Did I mention that I like noodles?
I also like peanut sauce, but my brother is allergic to peanuts, so we can’t have it very often. That means no kare-kare, no peanut butter, and no peanuts on pad thai when he’s around!
My teammate shared a recipe for peanut sauce; he said it was a good sauce for spinach!
Of course, I decided to jazz things up a bit.
We had chicken pandan leftover from Sunday’s Thai lunch, so I chopped that up and added noodles as well. It seemed pretty good!
- Egg noodles
- Fresh spinach, washed
- Sesame oil
- Peanut sauce ingredients, as above
- I started with the peanut sauce ingredients in the original recipe. It was really tasty, but also very thick, which would have been difficult to mix with the noodles and the spinach.
- I tweaked the recipe by adding two more teaspoons of mirin, and about two teaspoons of water, just to dilute.
- In a pan, I brought water to a boil and cooked the noodles. When the noodles were cooked, I drained the water.

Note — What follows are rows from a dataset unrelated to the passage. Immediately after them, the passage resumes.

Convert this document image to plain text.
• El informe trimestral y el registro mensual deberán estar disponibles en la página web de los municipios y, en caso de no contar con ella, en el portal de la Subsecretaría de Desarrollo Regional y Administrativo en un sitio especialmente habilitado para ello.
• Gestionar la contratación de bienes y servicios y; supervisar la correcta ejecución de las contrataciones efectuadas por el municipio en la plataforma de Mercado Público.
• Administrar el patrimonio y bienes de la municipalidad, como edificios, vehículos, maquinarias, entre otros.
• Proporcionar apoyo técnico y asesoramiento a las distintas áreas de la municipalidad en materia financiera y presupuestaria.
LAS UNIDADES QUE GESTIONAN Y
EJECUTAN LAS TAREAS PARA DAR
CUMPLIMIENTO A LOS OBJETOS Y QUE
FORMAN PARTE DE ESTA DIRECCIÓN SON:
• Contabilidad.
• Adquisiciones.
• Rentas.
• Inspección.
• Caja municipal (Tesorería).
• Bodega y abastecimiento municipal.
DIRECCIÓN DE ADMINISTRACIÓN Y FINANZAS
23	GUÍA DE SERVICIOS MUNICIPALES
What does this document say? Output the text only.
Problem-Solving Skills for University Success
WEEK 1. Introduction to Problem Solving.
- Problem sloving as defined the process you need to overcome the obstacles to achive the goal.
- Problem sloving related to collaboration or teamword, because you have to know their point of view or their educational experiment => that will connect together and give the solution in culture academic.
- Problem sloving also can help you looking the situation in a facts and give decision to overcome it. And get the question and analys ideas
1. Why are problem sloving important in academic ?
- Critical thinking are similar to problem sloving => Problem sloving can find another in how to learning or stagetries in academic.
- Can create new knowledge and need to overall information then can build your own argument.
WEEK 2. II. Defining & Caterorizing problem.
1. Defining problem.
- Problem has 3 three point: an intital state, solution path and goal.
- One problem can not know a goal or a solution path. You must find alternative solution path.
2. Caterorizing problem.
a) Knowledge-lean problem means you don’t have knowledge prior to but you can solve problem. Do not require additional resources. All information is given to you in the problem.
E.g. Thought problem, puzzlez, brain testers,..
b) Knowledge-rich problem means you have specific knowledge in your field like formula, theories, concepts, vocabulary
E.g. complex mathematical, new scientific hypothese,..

- I added the fresh spinach leaves and the chopped chicken to the hot noodles, mixing in some sesame oil.
- I added the sauce, and added one-fourth cup of water to help the sauce spread out and coat the noodles.
- Serve hot!
I’m going to call this recipe a win, because Lucas actually ate the spinach, and declared a newfound love for the leafy vegetable.
I don’t think the chicken pandan did much to alter the flavor, so an option for this would be mushrooms. I think shrimp, or fried pork or tofu would be great too!